Matthew (Tom Bleecker) is the liberal president of a small, private East Coast university. His son-in-law, Vincent (Ben Ortega), is a longtime protege who has become dean of the university's law school. Matthew allowed him to take that post even though Vincent's views are much more conservative.
Matthew is appalled that Vincent has helped to write a justification for the torture, a.k.a. enhanced interrogation, of terrorism suspects in the wake of 9/11. Such interrogation includes waterboarding. Matthew's reaction leads him to acts that imperil his job.
Torn between the two men is Charlotte (Marjorie Hazeltine), Vincent's wife and Matthew's daughter. An attorney, she's a survivor of the 9/11 attacks in New York City.
Maryanne (Monica Cappuccini) is Matthew's longtime, no-nonsense executive assistant who sometimes serves as referee in the other characters' encounters.

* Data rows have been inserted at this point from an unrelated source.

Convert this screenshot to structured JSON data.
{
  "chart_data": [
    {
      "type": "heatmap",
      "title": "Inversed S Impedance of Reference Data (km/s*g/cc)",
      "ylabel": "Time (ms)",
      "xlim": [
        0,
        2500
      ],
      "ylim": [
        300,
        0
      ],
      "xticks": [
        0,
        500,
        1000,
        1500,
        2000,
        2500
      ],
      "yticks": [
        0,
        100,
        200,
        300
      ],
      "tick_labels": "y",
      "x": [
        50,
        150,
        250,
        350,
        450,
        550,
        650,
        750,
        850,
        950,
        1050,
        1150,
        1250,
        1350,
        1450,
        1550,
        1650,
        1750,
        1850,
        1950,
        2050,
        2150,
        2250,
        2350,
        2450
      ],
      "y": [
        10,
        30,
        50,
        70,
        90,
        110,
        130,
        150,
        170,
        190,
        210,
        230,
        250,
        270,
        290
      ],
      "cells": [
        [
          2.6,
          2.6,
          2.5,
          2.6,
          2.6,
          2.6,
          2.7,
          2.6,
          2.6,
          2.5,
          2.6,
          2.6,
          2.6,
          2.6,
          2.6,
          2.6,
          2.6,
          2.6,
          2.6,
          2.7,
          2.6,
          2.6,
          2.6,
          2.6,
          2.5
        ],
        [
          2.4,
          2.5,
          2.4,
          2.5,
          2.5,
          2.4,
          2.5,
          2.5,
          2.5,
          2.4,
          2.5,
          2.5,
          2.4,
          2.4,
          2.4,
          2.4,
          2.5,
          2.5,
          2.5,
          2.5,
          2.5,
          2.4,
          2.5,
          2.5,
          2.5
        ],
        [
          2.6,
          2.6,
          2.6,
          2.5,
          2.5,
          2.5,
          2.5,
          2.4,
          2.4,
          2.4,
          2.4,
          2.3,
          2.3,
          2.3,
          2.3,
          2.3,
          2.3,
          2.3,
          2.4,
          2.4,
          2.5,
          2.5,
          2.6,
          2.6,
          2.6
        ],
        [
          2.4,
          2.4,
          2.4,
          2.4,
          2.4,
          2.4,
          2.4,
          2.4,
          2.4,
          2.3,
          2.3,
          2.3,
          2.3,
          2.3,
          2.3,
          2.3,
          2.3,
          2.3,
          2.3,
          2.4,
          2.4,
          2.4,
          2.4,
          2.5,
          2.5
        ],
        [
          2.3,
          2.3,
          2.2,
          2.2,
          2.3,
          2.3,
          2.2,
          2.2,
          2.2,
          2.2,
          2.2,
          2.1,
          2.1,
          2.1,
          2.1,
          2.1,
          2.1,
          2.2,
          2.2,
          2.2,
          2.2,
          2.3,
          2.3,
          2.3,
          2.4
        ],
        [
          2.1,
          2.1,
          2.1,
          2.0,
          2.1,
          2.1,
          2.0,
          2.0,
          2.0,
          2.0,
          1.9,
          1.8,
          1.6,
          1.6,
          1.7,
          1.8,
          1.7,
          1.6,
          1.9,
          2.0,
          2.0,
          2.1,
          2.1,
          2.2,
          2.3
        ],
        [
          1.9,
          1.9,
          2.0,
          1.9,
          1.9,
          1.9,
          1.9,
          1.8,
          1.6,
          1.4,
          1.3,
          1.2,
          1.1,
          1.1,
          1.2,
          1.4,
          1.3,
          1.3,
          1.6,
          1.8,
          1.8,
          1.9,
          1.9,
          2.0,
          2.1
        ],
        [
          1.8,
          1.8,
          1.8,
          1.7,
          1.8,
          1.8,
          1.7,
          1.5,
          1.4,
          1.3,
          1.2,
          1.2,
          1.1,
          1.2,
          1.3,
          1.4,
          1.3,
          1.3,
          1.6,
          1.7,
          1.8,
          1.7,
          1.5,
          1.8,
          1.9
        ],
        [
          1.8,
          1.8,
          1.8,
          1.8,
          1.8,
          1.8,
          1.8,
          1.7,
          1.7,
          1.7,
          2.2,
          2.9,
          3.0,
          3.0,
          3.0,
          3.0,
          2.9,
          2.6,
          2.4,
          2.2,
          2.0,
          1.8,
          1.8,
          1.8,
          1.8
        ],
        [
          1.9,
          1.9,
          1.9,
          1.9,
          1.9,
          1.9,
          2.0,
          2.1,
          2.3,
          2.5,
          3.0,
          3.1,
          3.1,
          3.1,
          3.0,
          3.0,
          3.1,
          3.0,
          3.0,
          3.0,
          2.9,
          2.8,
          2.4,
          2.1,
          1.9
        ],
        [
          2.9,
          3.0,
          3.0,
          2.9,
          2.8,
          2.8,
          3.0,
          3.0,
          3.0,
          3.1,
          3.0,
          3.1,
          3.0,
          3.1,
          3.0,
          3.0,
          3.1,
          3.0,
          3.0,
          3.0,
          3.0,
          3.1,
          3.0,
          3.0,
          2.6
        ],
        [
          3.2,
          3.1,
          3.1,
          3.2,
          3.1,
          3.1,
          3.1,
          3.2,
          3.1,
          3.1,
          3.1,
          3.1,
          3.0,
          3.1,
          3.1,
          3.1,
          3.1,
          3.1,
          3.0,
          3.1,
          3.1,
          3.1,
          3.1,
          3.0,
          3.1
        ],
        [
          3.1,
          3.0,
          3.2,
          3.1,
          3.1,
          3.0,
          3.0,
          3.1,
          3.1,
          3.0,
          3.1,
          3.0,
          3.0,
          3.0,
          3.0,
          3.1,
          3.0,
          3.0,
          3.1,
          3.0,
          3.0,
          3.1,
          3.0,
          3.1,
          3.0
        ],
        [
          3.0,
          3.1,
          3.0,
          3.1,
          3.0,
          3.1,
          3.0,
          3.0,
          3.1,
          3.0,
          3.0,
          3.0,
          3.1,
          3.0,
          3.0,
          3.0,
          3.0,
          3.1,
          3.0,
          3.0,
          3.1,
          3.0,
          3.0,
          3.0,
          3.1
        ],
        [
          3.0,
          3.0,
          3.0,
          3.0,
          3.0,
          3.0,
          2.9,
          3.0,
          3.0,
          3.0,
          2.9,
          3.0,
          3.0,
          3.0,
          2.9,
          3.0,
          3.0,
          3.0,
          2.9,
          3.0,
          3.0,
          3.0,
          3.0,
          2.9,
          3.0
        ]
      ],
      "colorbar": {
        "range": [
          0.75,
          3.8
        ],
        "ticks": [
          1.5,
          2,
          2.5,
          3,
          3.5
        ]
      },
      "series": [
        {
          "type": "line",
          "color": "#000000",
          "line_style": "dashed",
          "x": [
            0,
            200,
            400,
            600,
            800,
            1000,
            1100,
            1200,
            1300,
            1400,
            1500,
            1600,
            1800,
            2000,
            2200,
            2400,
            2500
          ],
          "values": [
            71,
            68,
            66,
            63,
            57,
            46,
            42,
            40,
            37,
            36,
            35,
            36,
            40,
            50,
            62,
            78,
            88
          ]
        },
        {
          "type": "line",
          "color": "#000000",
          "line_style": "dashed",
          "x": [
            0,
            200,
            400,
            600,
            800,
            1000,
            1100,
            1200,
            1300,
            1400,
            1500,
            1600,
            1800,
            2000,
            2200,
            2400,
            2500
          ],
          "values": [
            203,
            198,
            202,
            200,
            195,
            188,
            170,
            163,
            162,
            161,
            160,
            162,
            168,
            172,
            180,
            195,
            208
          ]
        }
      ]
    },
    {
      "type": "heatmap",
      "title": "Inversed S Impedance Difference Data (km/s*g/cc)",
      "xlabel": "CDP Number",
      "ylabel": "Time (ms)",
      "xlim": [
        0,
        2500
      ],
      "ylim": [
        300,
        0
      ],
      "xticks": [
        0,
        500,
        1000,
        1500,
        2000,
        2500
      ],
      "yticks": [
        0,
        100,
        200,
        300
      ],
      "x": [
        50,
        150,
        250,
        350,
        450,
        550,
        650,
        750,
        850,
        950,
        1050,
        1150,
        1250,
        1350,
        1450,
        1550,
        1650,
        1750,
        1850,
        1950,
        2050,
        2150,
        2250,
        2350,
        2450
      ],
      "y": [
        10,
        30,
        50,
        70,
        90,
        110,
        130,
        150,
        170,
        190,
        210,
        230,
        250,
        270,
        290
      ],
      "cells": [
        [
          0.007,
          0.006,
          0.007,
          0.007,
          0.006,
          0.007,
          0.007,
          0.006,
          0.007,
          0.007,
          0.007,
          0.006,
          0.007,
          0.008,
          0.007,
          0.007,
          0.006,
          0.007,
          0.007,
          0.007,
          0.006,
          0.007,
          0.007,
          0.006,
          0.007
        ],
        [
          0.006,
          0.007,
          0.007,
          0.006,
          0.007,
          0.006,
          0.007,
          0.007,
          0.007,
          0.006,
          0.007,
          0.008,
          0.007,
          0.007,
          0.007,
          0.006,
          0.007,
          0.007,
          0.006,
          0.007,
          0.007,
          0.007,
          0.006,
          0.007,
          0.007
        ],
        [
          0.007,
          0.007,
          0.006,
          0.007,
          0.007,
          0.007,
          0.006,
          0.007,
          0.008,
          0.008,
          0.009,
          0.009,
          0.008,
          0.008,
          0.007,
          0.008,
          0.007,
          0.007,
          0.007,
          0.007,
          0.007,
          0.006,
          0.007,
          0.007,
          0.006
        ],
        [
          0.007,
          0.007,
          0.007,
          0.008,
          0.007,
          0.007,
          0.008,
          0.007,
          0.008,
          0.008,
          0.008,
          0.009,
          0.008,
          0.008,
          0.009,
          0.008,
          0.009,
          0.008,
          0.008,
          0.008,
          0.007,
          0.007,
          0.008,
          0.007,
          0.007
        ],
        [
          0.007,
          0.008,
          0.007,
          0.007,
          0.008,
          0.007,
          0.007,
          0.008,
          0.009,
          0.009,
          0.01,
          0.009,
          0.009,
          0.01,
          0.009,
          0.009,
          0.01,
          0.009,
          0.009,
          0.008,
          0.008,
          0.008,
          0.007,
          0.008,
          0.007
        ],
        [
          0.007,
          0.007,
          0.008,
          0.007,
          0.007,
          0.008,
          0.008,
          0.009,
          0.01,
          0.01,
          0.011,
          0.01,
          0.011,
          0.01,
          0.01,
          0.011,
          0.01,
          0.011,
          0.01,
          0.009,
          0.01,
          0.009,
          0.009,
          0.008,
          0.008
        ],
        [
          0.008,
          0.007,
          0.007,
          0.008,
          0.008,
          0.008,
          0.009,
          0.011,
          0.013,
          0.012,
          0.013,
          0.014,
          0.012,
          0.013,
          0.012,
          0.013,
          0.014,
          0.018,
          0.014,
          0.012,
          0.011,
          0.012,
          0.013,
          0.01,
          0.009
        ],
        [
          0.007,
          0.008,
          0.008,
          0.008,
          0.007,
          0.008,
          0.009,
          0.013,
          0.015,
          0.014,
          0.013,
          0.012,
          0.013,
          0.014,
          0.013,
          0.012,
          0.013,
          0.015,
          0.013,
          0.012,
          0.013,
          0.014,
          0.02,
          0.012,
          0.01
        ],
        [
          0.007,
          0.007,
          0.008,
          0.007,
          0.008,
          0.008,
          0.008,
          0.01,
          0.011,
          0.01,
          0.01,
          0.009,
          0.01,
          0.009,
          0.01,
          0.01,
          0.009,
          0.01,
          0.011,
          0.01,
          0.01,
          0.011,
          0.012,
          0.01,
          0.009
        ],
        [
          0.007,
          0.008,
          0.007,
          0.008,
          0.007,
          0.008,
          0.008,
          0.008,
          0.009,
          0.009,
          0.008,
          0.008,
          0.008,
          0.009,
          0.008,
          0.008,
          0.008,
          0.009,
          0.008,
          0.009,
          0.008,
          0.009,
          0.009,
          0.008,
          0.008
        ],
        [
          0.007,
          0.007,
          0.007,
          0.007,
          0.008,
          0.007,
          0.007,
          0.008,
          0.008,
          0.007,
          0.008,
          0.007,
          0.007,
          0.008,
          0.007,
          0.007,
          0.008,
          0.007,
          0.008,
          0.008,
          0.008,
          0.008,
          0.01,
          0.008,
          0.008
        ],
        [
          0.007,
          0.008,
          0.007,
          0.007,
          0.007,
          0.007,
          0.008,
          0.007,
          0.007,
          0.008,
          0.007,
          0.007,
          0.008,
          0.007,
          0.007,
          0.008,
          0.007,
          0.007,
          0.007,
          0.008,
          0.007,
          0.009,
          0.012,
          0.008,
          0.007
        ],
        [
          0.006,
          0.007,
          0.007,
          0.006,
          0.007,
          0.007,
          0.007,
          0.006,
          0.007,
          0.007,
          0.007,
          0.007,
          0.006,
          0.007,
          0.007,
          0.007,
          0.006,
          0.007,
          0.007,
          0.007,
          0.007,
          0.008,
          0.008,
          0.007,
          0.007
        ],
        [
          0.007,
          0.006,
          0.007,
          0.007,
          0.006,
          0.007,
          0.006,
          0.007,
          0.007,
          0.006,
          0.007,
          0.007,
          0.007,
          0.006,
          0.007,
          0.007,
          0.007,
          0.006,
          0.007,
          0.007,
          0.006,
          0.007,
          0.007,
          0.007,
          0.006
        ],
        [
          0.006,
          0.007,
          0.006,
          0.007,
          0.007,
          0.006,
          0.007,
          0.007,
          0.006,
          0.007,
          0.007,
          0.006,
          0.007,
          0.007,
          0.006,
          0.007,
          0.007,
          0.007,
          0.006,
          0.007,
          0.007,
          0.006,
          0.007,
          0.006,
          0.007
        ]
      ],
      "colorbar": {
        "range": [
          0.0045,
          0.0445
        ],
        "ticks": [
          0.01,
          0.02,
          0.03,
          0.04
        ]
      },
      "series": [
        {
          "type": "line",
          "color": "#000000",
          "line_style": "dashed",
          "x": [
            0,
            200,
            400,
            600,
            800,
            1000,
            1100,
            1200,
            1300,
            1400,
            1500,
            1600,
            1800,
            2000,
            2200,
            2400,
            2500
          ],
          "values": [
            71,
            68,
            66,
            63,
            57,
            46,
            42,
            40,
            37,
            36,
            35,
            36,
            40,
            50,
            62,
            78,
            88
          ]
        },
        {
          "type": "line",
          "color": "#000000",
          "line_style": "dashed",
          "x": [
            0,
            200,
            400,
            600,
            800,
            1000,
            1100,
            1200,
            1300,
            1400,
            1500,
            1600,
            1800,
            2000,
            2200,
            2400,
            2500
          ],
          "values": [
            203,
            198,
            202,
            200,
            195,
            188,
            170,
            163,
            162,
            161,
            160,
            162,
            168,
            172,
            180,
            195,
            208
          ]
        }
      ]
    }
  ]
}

Tempers flare and emotions rise and fall one snowy spring evening as the four await the outcome of a faculty vote of confidence or no confidence in Matthew.
White is said to have based his plot on John Yoo, the UC Berkeley law professor who wrote legal memos essentially giving the Bush administration a green light to torture after 9/11.
The Dragon cast, directed by Brian P. Luce, carefully negotiates the play's emotional roller coasters. Each actor is fully engaged.
The simple set is by Jessie Ploog with lighting by William Campbell and sound by Brittany S. Mellerson.
"Sunlight" premiered at Marin Theatre Company in 2010. At the time, I wrote, "It's difficult to predict how this play will fare in later years when the events that inspired it are more distant memories."
Unfortunately, it's still timely. Just this week, in the wake of deadly terrorism attacks in Paris and Mali, Republican presidential candidate Donald Trump advocated waterboarding suspected terrorists, among other measures.
The two-act play runs about two hours with one intermission.